At the beginning of the ’90s, we were all blessed with the sound of The Cranberries and Dolores O’Riordan’s unique voice but for me, it was more than just a blessing, it was a baptism.
When I first heard Dreams, the band’s inaugural single in 1992, I knew then at seven years old that I wanted to be a singer like Dolores. There was a softness in her verses telling us tales as if passed on from generation to generation, the interludes between each chorus were powerful – she made yodelling seem cool and effortless and brought to life a child’s dream to make their voice heard.
I went to my vocal coach and said I wanted to sing like her.
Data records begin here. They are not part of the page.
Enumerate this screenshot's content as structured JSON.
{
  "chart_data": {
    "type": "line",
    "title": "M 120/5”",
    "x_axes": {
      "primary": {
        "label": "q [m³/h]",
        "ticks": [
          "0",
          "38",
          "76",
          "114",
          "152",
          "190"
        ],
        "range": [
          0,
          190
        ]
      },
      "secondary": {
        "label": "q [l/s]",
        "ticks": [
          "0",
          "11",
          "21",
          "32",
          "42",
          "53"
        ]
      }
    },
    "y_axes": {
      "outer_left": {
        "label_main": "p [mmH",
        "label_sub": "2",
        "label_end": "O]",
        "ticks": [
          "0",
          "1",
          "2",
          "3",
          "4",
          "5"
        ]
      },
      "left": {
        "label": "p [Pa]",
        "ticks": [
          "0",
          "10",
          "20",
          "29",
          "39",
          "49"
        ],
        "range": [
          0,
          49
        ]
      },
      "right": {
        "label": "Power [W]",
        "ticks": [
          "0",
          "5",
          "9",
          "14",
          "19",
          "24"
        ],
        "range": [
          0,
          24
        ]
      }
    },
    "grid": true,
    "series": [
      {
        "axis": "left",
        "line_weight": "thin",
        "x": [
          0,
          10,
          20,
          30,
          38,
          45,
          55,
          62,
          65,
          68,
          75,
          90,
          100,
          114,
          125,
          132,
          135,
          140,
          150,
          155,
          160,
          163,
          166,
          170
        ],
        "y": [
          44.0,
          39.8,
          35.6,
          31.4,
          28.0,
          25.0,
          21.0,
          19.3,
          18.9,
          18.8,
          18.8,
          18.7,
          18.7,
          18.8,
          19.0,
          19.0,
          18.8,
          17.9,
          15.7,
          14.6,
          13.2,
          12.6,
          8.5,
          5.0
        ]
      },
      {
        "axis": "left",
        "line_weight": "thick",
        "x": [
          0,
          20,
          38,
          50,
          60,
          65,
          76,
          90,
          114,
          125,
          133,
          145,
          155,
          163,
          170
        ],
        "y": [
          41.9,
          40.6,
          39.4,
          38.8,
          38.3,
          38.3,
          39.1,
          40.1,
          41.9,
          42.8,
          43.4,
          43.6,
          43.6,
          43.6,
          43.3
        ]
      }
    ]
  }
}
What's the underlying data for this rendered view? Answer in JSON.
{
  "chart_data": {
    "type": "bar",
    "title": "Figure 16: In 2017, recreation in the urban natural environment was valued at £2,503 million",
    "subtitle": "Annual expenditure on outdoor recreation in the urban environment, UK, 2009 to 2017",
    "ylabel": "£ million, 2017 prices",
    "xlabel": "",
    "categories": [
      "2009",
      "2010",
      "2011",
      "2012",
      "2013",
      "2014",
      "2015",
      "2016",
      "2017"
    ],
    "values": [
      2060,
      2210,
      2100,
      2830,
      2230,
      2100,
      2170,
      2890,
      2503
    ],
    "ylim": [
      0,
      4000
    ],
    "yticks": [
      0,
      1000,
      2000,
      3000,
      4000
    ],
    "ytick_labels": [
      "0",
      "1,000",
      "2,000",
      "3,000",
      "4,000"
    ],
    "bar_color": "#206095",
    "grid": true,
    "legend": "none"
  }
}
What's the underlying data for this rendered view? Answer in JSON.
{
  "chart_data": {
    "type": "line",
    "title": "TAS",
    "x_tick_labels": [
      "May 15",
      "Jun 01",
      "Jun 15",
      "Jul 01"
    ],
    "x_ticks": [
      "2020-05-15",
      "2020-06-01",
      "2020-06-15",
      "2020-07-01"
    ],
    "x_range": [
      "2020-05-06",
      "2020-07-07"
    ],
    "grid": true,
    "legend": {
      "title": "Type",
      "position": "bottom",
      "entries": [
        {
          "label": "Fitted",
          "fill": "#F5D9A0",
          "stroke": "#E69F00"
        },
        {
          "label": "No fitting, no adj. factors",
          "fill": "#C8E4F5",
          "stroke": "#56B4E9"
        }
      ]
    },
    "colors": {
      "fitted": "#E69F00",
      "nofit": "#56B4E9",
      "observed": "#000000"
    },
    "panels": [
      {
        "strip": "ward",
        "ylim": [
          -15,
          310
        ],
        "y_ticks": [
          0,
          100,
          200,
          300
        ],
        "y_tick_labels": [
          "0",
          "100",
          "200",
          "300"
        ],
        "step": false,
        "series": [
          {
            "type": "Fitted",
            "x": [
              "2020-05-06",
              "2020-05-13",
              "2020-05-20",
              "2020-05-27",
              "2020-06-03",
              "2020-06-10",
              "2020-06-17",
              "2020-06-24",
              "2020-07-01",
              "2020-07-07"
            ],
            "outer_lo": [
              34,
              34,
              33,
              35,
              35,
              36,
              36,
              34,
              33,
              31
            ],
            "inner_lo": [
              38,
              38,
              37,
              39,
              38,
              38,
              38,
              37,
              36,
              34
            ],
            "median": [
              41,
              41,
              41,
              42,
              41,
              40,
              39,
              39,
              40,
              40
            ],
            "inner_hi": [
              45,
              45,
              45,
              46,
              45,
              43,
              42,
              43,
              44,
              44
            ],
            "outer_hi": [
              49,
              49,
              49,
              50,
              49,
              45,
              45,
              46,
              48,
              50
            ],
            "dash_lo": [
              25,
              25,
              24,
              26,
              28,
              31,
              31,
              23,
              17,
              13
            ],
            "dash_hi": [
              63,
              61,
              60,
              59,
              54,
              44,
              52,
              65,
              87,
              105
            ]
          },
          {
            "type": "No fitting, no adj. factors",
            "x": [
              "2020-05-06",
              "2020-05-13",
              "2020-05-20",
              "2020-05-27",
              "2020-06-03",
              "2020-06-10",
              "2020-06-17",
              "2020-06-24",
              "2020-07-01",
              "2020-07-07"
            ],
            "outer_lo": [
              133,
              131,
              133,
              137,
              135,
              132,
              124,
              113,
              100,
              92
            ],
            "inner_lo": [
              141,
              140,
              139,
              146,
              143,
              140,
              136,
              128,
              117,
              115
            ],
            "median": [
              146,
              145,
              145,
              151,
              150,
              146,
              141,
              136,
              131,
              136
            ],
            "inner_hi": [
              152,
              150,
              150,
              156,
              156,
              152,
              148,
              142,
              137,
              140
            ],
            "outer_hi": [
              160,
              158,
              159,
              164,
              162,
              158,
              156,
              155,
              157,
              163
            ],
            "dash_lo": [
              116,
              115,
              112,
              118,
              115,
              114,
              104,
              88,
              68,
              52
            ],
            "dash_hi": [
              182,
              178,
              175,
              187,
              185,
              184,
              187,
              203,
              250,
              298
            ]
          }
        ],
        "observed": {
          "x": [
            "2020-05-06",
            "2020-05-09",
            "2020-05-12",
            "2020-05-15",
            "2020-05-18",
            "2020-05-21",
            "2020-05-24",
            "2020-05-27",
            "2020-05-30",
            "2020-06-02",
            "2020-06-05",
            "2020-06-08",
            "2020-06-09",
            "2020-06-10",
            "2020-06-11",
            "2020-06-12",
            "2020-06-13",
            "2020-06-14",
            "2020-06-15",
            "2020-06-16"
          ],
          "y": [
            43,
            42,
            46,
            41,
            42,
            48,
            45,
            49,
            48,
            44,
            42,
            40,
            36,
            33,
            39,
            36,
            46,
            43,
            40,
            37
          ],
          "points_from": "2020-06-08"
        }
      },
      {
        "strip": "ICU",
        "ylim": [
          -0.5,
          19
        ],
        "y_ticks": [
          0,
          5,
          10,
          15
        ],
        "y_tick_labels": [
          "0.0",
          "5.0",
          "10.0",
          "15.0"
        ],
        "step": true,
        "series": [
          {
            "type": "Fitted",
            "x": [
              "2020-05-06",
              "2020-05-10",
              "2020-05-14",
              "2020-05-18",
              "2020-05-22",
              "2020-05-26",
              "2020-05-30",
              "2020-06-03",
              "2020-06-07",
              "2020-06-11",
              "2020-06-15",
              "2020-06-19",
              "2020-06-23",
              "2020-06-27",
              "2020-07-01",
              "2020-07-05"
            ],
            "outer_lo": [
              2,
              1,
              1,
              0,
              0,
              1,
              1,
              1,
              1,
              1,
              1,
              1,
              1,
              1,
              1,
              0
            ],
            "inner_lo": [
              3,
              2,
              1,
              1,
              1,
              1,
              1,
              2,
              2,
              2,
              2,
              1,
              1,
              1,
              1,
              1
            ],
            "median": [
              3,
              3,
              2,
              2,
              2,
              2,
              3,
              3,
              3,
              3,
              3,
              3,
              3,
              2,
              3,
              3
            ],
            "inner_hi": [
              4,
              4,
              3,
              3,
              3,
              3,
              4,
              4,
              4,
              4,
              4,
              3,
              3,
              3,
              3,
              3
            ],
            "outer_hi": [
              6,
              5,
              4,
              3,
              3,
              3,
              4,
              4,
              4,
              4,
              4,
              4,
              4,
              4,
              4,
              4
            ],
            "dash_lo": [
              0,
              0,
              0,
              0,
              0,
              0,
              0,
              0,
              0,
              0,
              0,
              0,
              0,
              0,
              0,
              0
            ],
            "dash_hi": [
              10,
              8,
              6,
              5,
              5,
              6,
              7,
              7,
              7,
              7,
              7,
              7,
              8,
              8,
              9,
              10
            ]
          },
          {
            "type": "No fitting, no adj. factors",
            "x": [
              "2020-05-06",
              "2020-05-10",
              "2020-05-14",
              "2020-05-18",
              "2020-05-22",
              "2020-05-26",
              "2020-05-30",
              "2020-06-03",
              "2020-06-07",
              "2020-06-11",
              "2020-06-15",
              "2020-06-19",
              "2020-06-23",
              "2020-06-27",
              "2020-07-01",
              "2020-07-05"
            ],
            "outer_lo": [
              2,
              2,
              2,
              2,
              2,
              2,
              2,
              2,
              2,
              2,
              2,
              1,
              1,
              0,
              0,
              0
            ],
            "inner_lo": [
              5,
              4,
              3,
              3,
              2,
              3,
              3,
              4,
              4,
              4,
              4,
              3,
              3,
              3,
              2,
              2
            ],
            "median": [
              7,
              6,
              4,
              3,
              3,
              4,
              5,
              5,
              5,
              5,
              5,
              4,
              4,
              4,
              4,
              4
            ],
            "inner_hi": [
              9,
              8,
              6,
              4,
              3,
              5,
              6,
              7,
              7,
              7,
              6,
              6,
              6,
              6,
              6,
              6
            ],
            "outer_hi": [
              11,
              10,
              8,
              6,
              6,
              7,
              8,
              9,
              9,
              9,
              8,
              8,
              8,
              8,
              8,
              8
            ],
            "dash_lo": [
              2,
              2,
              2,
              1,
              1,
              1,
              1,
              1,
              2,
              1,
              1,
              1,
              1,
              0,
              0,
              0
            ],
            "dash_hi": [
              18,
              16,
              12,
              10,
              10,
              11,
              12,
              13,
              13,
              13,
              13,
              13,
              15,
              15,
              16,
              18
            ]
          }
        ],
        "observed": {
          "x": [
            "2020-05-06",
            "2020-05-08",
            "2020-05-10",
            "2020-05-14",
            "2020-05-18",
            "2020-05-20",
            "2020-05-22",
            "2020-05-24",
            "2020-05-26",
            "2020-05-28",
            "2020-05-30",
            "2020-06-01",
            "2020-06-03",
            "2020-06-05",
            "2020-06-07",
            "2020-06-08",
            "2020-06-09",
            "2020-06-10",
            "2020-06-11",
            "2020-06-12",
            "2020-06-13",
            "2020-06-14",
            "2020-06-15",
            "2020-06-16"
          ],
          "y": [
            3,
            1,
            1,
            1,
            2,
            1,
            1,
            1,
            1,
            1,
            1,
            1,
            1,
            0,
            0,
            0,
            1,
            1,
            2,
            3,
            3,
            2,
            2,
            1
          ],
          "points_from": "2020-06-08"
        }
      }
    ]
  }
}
My teacher – a stern old English woman who had no time for modern music – looked at me aghast, like I had burnt her Bible. Nevertheless, she sat down at the piano, with the sheet music I had painstakingly obtained before the days of Google and free sheet music floating around the Internet, and she taught me how to control my voice as Dolores did. I went on somewhat of a spiritual journey.
With each song that was released, a new chapter unfolded. From Linger to Zombie, from Ode to my Family to I Can’t Be with You, I stepped into another world where a woman’s voice can be revered and her power acknowledged. Dolores O’Riordan taught young women that they too can be the lead singers of their bands and take control of the stage. She and a handful of other singers, like Skin and Courtney Love, possessed the fearlessness we all so desperately desired to be taken seriously as musicians.
Her voice will always be remembered as a powerhouse of rock and she will be revered as an unapologetic live wire who never bent to anyone else’s will but her own, a champion for mental health rights whose heartfelt lyrics were relatable on so many levels.
We’ll miss you when you’re gone, that is what we’ll do.